Question

. An elevator cab that weighs 27.8 kN moves upward. What is the tension in the cable if the cab’s speed is (a) increasing at a rate of 1.22 m/s2 and (b) decreasing at a rete of 1.22 m/s2?

Answer 1

Explanation:

It is given that, $F_{w}$ = 27.8 kN = $27.8 \times 10^{3} N$

Now, formula for the mass of elevator is as follows.

              $F_{w} = mg$

                m = $\frac{F_{w}}{g}$

                    = $\frac{27.8 \times 10^{3}}{9.8}$

                    = $2.84 \times 10^{3}$ kg

(a)   When acceleration is increasing at a rate of 1.22 $m/s^{2}$. Force according to the Newton's second law of motion is as follows.

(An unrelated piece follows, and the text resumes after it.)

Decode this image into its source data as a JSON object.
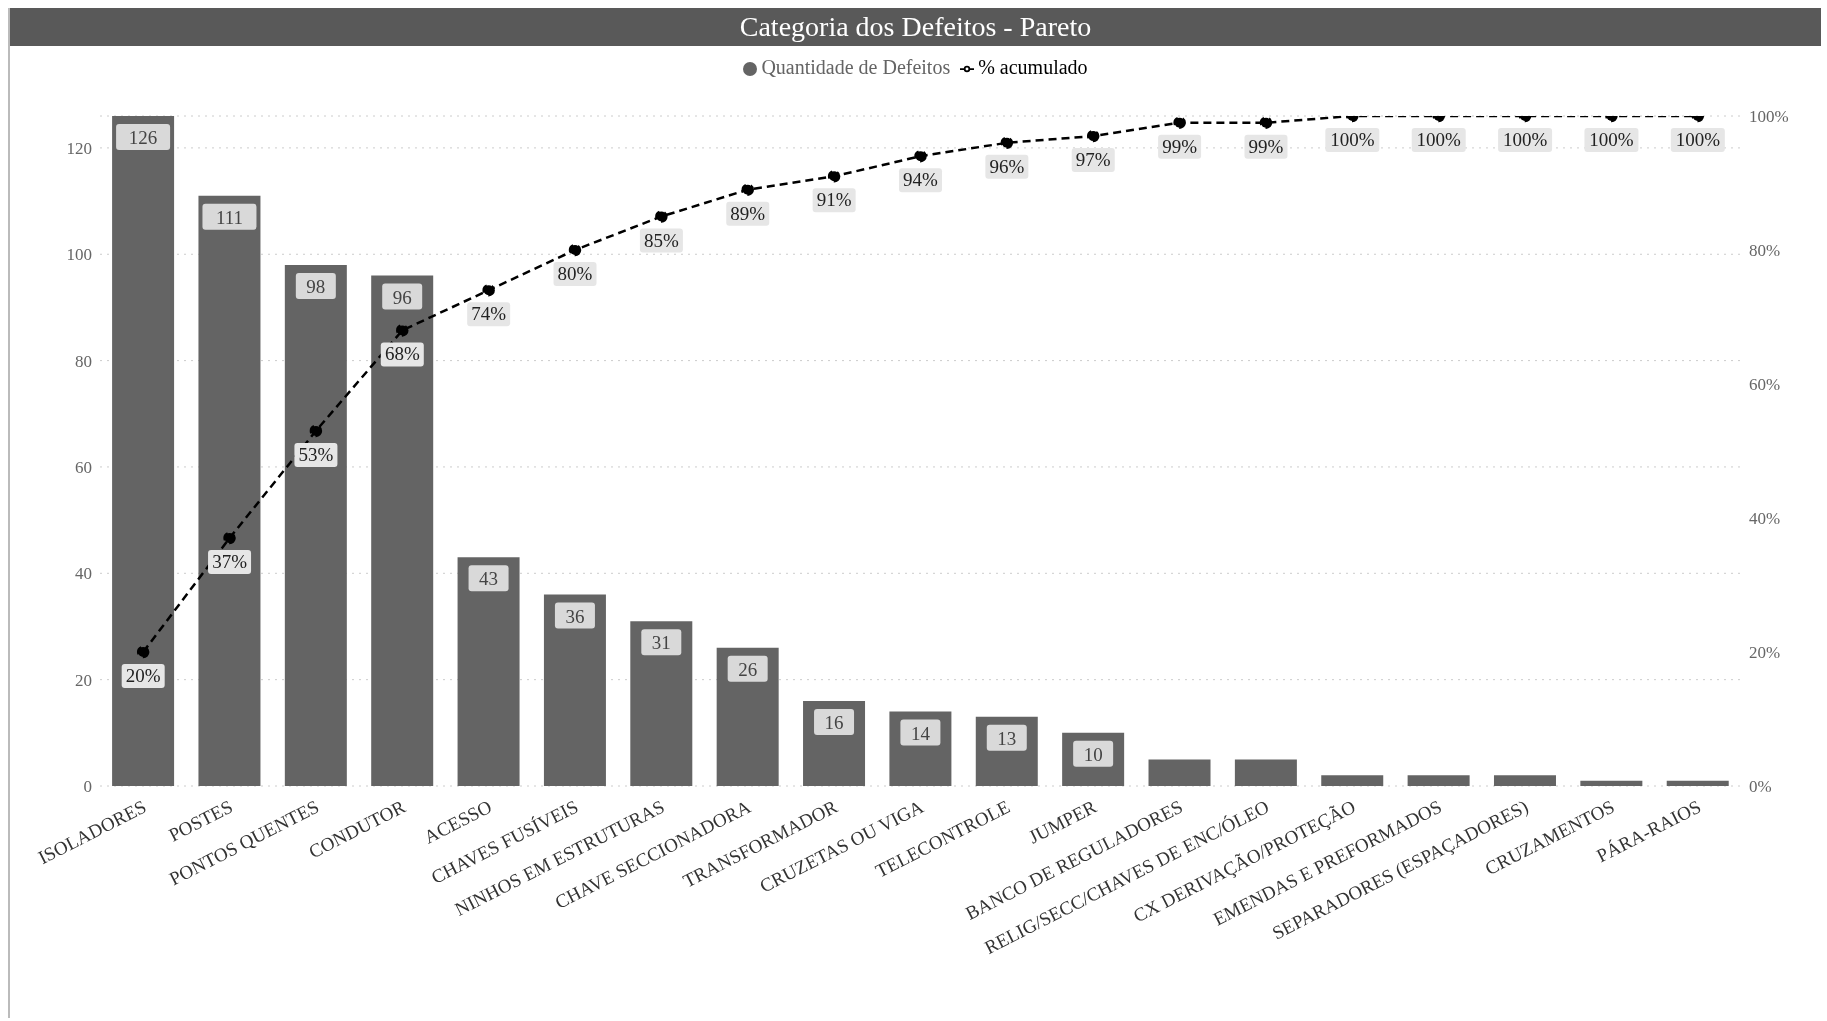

               F = T - mg = ma

         $T - 27.8 \times 10^{3} = 2.84 \times 10^{3} \times 1.22$

            T = $31.27 \times 10^{3} N$

Hence, tension in the cable if the cab’s speed is increasing at a rate of 1.22 $m/s^{2}$ is $31.27 \times 10^{3} N$.

(b)   When acceleration is decreasing at a rate of 1.22 $m/s^{2}$. Force according to the Newton's second law of motion is as follows.

                      F = T - mg = ma

         $T - 27.8 \times 10^{3} = 2.84 \times 10^{3} \times (-1.22)$

            T = $24.34 \times 10^{3} N$

Hence, tension in the cable if the cab’s speed is decreasing at a rate of 1.22 $m/s^{2}$ is $24.34 \times 10^{3} N$.